Inoltre, per gli utenti più criminosi, uno "sviluppatore" potrebbe persino provare a ottenere certificati di firma del codice da una CA utilizzando identità falsificata o rubata, in modo che la firma non possa essere ricondotta a loro. Mentre il processo CA dovrebbe rendere questo abbastanza difficile, questo non è impossibile, date le giuste circostanze.
In confronto, nelle maggiori distro Linux, tali verifiche dell'identità sono fatte dal maintainer del pacchetto, che ha molta esperienza con queste procedure, piuttosto che dagli utenti finali.
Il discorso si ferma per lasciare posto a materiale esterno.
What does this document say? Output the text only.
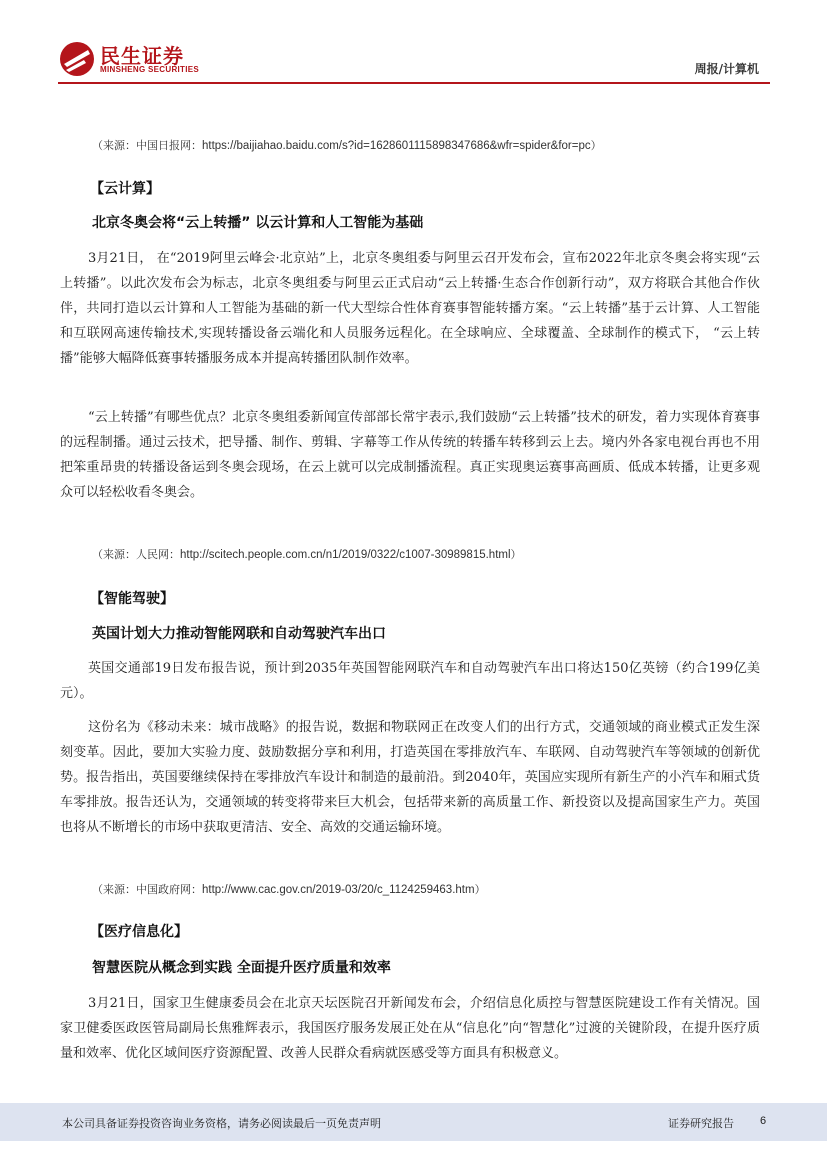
民生证券
MINSHENG SECURITIES	周报/计算机
（来源：中国日报网：https://baijiahao.baidu.com/s?id=1628601115898347686&wfr=spider&for=pc）
【云计算】
北京冬奥会将“云上转播” 以云计算和人工智能为基础
3月21日， 在“2019阿里云峰会·北京站”上，北京冬奥组委与阿里云召开发布会，宣布2022年北京冬奥会将实现“云上转播”。以此次发布会为标志，北京冬奥组委与阿里云正式启动“云上转播·生态合作创新行动”，双方将联合其他合作伙伴，共同打造以云计算和人工智能为基础的新一代大型综合性体育赛事智能转播方案。“云上转播”基于云计算、人工智能和互联网高速传输技术,实现转播设备云端化和人员服务远程化。在全球响应、全球覆盖、全球制作的模式下， “云上转播”能够大幅降低赛事转播服务成本并提高转播团队制作效率。
“云上转播”有哪些优点？北京冬奥组委新闻宣传部部长常宇表示,我们鼓励“云上转播”技术的研发，着力实现体育赛事的远程制播。通过云技术，把导播、制作、剪辑、字幕等工作从传统的转播车转移到云上去。境内外各家电视台再也不用把笨重昂贵的转播设备运到冬奥会现场，在云上就可以完成制播流程。真正实现奥运赛事高画质、低成本转播，让更多观众可以轻松收看冬奥会。
（来源：人民网：http://scitech.people.com.cn/n1/2019/0322/c1007-30989815.html）
【智能驾驶】
英国计划大力推动智能网联和自动驾驶汽车出口
英国交通部19日发布报告说，预计到2035年英国智能网联汽车和自动驾驶汽车出口将达150亿英镑（约合199亿美元）。
这份名为《移动未来：城市战略》的报告说，数据和物联网正在改变人们的出行方式，交通领域的商业模式正发生深刻变革。因此，要加大实验力度、鼓励数据分享和利用，打造英国在零排放汽车、车联网、自动驾驶汽车等领域的创新优势。报告指出，英国要继续保持在零排放汽车设计和制造的最前沿。到2040年，英国应实现所有新生产的小汽车和厢式货车零排放。报告还认为，交通领域的转变将带来巨大机会，包括带来新的高质量工作、新投资以及提高国家生产力。英国也将从不断增长的市场中获取更清洁、安全、高效的交通运输环境。
（来源：中国政府网：http://www.cac.gov.cn/2019-03/20/c_1124259463.htm）
【医疗信息化】
智慧医院从概念到实践 全面提升医疗质量和效率
3月21日，国家卫生健康委员会在北京天坛医院召开新闻发布会，介绍信息化质控与智慧医院建设工作有关情况。国家卫健委医政医管局副局长焦雅辉表示，我国医疗服务发展正处在从“信息化”向“智慧化”过渡的关键阶段，在提升医疗质量和效率、优化区域间医疗资源配置、改善人民群众看病就医感受等方面具有积极意义。
本公司具备证券投资咨询业务资格，请务必阅读最后一页免责声明	证券研究报告 6
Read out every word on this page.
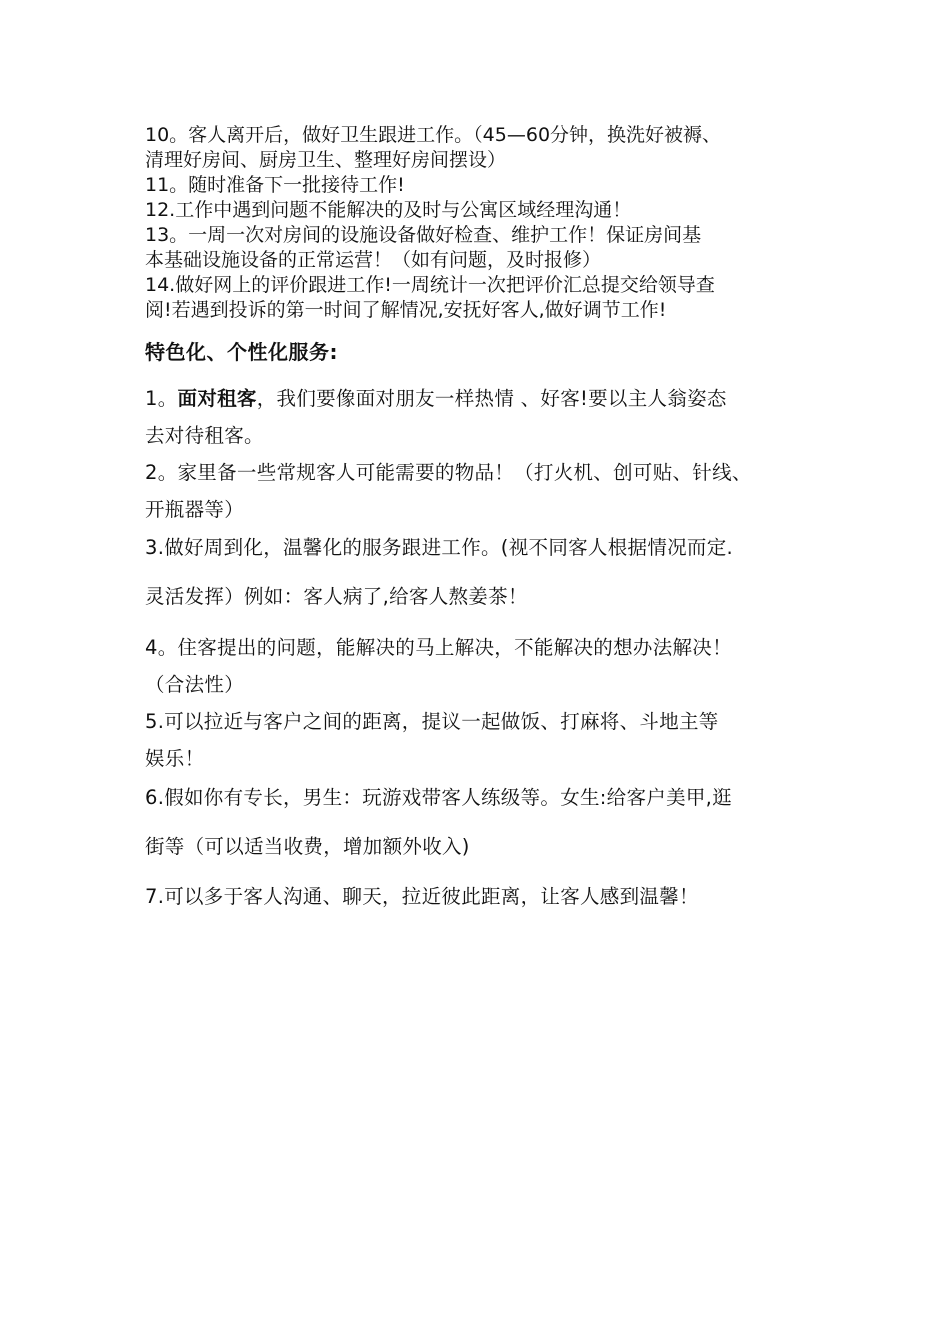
10。客人离开后，做好卫生跟进工作。（45—60分钟，换洗好被褥、
清理好房间、厨房卫生、整理好房间摆设）
11。随时准备下一批接待工作!
12.工作中遇到问题不能解决的及时与公寓区域经理沟通！
13。一周一次对房间的设施设备做好检查、维护工作！保证房间基
本基础设施设备的正常运营！（如有问题，及时报修）
14.做好网上的评价跟进工作!一周统计一次把评价汇总提交给领导查
阅!若遇到投诉的第一时间了解情况,安抚好客人,做好调节工作!
特色化、个性化服务:
1。面对租客，我们要像面对朋友一样热情 、好客!要以主人翁姿态
去对待租客。
2。家里备一些常规客人可能需要的物品！（打火机、创可贴、针线、
开瓶器等）
3.做好周到化，温馨化的服务跟进工作。(视不同客人根据情况而定.
灵活发挥）例如：客人病了,给客人熬姜茶！
4。住客提出的问题，能解决的马上解决，不能解决的想办法解决！
（合法性）
5.可以拉近与客户之间的距离，提议一起做饭、打麻将、斗地主等
娱乐！
6.假如你有专长，男生：玩游戏带客人练级等。女生:给客户美甲,逛
街等（可以适当收费，增加额外收入)
7.可以多于客人沟通、聊天，拉近彼此距离，让客人感到温馨！
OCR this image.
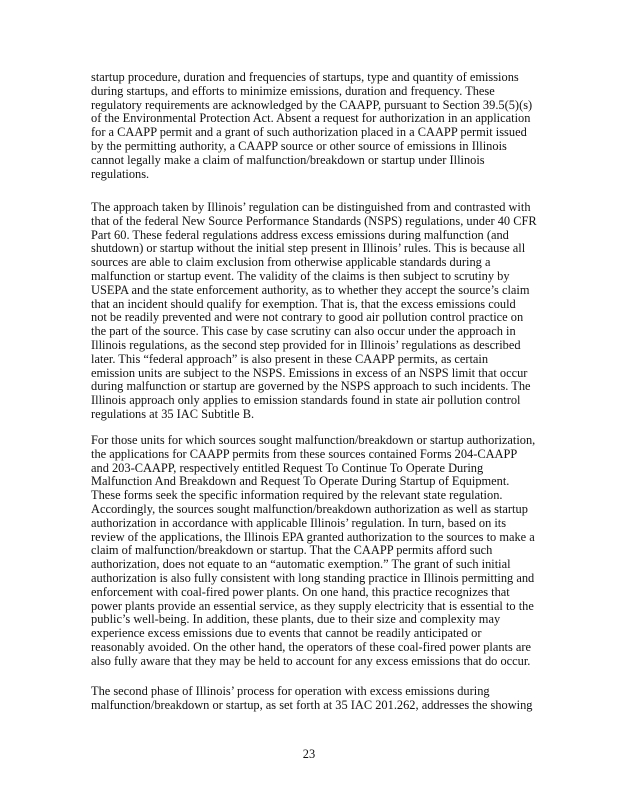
startup procedure, duration and frequencies of startups, type and quantity of emissions
during startups, and efforts to minimize emissions, duration and frequency. These
regulatory requirements are acknowledged by the CAAPP, pursuant to Section 39.5(5)(s)
of the Environmental Protection Act. Absent a request for authorization in an application
for a CAAPP permit and a grant of such authorization placed in a CAAPP permit issued
by the permitting authority, a CAAPP source or other source of emissions in Illinois
cannot legally make a claim of malfunction/breakdown or startup under Illinois
regulations.
The approach taken by Illinois’ regulation can be distinguished from and contrasted with
that of the federal New Source Performance Standards (NSPS) regulations, under 40 CFR
Part 60. These federal regulations address excess emissions during malfunction (and
shutdown) or startup without the initial step present in Illinois’ rules. This is because all
sources are able to claim exclusion from otherwise applicable standards during a
malfunction or startup event. The validity of the claims is then subject to scrutiny by
USEPA and the state enforcement authority, as to whether they accept the source’s claim
that an incident should qualify for exemption. That is, that the excess emissions could
not be readily prevented and were not contrary to good air pollution control practice on
the part of the source. This case by case scrutiny can also occur under the approach in
Illinois regulations, as the second step provided for in Illinois’ regulations as described
later. This “federal approach” is also present in these CAAPP permits, as certain
emission units are subject to the NSPS. Emissions in excess of an NSPS limit that occur
during malfunction or startup are governed by the NSPS approach to such incidents. The
Illinois approach only applies to emission standards found in state air pollution control
regulations at 35 IAC Subtitle B.
For those units for which sources sought malfunction/breakdown or startup authorization,
the applications for CAAPP permits from these sources contained Forms 204-CAAPP
and 203-CAAPP, respectively entitled Request To Continue To Operate During
Malfunction And Breakdown and Request To Operate During Startup of Equipment.
These forms seek the specific information required by the relevant state regulation.
Accordingly, the sources sought malfunction/breakdown authorization as well as startup
authorization in accordance with applicable Illinois’ regulation. In turn, based on its
review of the applications, the Illinois EPA granted authorization to the sources to make a
claim of malfunction/breakdown or startup. That the CAAPP permits afford such
authorization, does not equate to an “automatic exemption.” The grant of such initial
authorization is also fully consistent with long standing practice in Illinois permitting and
enforcement with coal-fired power plants. On one hand, this practice recognizes that
power plants provide an essential service, as they supply electricity that is essential to the
public’s well-being. In addition, these plants, due to their size and complexity may
experience excess emissions due to events that cannot be readily anticipated or
reasonably avoided. On the other hand, the operators of these coal-fired power plants are
also fully aware that they may be held to account for any excess emissions that do occur.
The second phase of Illinois’ process for operation with excess emissions during
malfunction/breakdown or startup, as set forth at 35 IAC 201.262, addresses the showing
23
Tutte le principali distribuzioni Linux hanno requisiti e procedure di packaging che assicurano in modo efficace che il software installato dal gestore pacchetti sia privo di software dannoso.
Inoltre, ciò che manca nel modello eseguibile firmato di Windows è che la CA non controlla se il codice del pacchetto è open source (la maggior parte delle distribuzioni Linux consente solo il software open source nel repository o consente solo un software closed source molto limitato ), se lo sviluppatore è competente e il software maturo (la maggior parte delle distro Linux consente solo il software consolidato nel repository), o se il processo di download e di build sono sicuri (molte distribuzioni compileranno il pacchetto usando la propria build farm, quindi non fare affidamento su opaque binary dallo sviluppatore), o se c'è un processo di download affidabile dallo sviluppatore (molte distribuzioni Linux hanno requisiti su come il codice sorgente dovrebbe essere scaricato dalla build farm, questo potrebbe comportare che lo sviluppatore abbia firmato GPG sulle versioni del codice sorgente o per richiedere il sito HTTPS / SSH dal sito di download).
So then why is it that people still hold the believe that Linux is more 'secure'?
Anche se non sono d'accordo sul fatto che Windows non sia troppo indietro in termini di sicurezza tecnica, la cultura dell'utente non è molto cambiata, e IMO questa è la più grande trappola di sicurezza di Windows.
Si noti che nel mondo Linux, c'è stato qualche tempo fa una cattiva tendenza di alcuni importanti produttori di software a incoraggiare un curl getblah.com | sudo sh
come procedura di installazione semplice. Questa è fortunatamente solo una tendenza fugace in quanto gli utenti più esperti hanno gridato male e la maggior parte della gente ora capisce che questa è una pessima idea, tanto cattiva quanto il download casuale di Windows da Internet.